Officials with the Kentucky Power Company claim a proposal to acquire half-interest in a coal-fired generator in West Virginia while it shuts down coal-fired units at its Big Sandy plant in Louisa is the best low-cost option for its ratepayers.
But opponents – and even some who support the move – questioned that contention during the first two-days of a marathon hearing before the Kentucky Public Service Commission.
Lawrence County Attorney Mike Hogan argued passionately for the PSC to reject the proposal saying “Lawrence County will cease to exist as it is today” if it is approved.
He was joined by Rep. Rocky Adkins, D-Sandy Hook, and Lawrence County School Superintendent Mike Armstrong who argued the move would devastate the community in northeast Kentucky, cost jobs and damage the already embattled coal industry.
Also opposing the move is the Kentucky Attorney General’s office, which contends the KPC should have investigated other low-cost options to provide electricity to roughly 175,000 customers in 20 eastern Kentucky counties. The AG wants the company to advertise for proposals to meet the federal pollution guidelines.
Dennis Howard, an attorney with the AG’s office, and PSC staff attorneys also repeatedly asked officials from KPC and its parent company, American Electric Power, why they did not seek an outside, independent analysis of the value of the two plants and the costs associated with bringing Big Sandy into compliance with air quality laws and regulations.
It will likely be several weeks before the PSC issues a ruling, but the stakes are enormous.
Even before President Barack Obama recently ordered the Environmental Protection Agency to come up with new regulations to govern carbon emissions, KPC was under a federal consent order either to reduce its emissions at Big Sandy or to close the plant by July 1, 2015.
KPC originally sought a rate increase of roughly 31 percent to finance a $980 million installation pollution control devices called scrubbers at the two coal-fired units in Louisa. The rate increase was opposed by the attorney general, rate-payers and environmental groups and KPC subsequently withdrew that request.

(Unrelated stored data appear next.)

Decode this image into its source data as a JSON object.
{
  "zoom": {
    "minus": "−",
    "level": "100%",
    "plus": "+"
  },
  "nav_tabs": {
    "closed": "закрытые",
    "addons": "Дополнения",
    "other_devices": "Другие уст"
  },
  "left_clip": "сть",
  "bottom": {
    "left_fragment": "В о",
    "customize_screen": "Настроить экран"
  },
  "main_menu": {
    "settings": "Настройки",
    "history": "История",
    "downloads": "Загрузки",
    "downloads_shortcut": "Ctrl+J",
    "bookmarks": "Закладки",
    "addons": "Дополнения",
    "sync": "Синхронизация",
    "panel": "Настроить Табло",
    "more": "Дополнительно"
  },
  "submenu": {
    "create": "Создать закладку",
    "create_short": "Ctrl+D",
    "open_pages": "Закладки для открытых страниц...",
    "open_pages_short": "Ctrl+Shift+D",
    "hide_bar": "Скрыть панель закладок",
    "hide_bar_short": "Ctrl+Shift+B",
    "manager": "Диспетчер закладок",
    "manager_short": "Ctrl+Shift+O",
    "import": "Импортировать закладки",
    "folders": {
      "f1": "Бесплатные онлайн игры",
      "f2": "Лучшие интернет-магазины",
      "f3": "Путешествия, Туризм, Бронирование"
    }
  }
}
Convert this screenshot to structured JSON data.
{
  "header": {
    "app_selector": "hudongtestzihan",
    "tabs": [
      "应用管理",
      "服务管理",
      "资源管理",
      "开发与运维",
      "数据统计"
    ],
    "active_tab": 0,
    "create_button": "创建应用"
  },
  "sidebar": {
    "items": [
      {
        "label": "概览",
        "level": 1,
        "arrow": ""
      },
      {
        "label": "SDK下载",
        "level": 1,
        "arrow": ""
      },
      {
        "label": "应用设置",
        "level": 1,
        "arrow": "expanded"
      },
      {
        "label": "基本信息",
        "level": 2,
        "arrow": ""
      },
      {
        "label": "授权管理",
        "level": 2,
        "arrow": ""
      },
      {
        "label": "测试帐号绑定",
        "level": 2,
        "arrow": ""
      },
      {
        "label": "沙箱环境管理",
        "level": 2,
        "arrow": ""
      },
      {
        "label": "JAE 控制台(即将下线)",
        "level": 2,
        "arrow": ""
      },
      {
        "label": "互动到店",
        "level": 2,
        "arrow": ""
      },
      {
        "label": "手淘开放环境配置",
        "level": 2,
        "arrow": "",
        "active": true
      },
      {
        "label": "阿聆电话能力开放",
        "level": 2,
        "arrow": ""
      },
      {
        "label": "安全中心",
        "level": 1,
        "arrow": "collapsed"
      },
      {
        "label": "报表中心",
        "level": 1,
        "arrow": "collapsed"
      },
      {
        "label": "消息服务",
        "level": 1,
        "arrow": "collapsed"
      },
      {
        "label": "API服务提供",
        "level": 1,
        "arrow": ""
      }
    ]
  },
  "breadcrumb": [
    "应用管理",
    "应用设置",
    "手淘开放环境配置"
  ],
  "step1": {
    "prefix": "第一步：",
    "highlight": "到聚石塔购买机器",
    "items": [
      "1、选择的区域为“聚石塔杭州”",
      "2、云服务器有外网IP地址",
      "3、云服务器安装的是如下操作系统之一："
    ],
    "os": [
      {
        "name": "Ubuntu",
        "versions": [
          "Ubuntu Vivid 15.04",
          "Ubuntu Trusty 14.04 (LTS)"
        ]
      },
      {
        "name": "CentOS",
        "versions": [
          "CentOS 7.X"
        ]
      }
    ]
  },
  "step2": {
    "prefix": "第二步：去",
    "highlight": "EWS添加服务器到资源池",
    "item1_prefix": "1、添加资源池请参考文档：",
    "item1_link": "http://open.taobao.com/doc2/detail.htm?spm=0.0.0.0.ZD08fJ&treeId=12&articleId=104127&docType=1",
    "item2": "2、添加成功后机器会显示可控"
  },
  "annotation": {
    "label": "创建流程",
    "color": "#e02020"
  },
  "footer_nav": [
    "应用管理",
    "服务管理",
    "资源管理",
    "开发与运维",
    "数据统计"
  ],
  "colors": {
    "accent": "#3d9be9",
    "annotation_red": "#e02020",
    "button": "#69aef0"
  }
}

Instead, it asked the PSC to grant it permission to acquire half interest in the Mitchell Power Plant at Moundsville, W.Va., which is owned by Ohio Power, another AEP subsidiary, while closing the Big Sandy operation at an estimated cost of $536 million. The Moundsville facility already has installed scrubbers.
Then in late May, the company agreed to a partial settlement with Kentucky Industrial Utility Customers (KIUC) and the Sierra Club, both of which had previously joined the attorney general as interveners.
The agreement would allow the transfer and calls for base rates to remain at current levels through at least May 31, 2015. The company will provide $100,000 a year for five years for economic development in Lawrence and surrounding counties, a portion of it for job training and the remainder for energy efficiency measures. It also calls for converting one coal-fired unit at Big Sandy to natural gas, which is cheaper and cleaner-burning than coal.
Witnesses for both KIUC and the Sierra Club testified there may actually be lower-cost options to bring Big Sandy into compliance, but they said the settlement offers other benefits such as eliminating the coal-burning units, economic development funds for the area and avoids costly litigation.
The attorney general declined to participate in the settlement and the PSC must approve the agreement for it to take effect.
Ranie Wonhas, managing director of regulatory power for Kentucky Power, testified the move would require a total rate increase of just less than 14 percent to finance the transfer. That doesn’t include other market factors unrelated to the transfer which also may create the need for higher rates, he said.
Adkins wants the commission to seek additional information about the cost of installing scrubbers at Big Sandy, contending the data in the company’s various rate requests indicates the costs of scrubbers have declined.
That would allow Big Sandy to continue burning about 2.5 million tons of coal each year, save about 150 jobs and protect $900,000 in annual property taxes paid by KPC to Lawrence County and the Lawrence County School District.
He said it’s unfair to ask Kentucky ratepayers to pay for scrubbers on the West Virginia facility while those jobs and benefits are lost in Kentucky.
“Kentucky rate payers will pay for scrubbers at the West Virginia plant that are already installed when scrubbers should have been put on (Big Sandy) Unit 2 years ago,” Adkins said. He called it “another stake” into the heart of eastern Kentucky’s hurting coal industry.
Hogan said the $500,000 in economic development won’t offset the loss of $900,000 in tax revenues or lost jobs which will devastate the community. Armstrong, the Lawrence County Superintendent, said the lost tax revenues will cost the district teaching position while the rate increase will cost it another $200,000 in utility bills.
Wonhas disputed Adkins’ contention about the cost of scrubbers and said the cost has gone up since KPC’s original proposal.
He said if KPC is not allowed to acquire interest in the West Virginia facility it will have to close the Big Sandy units by mid-2015 and buy power on the open market.
“Over the long term, that’s a much more expensive proposition,” Wonhas said.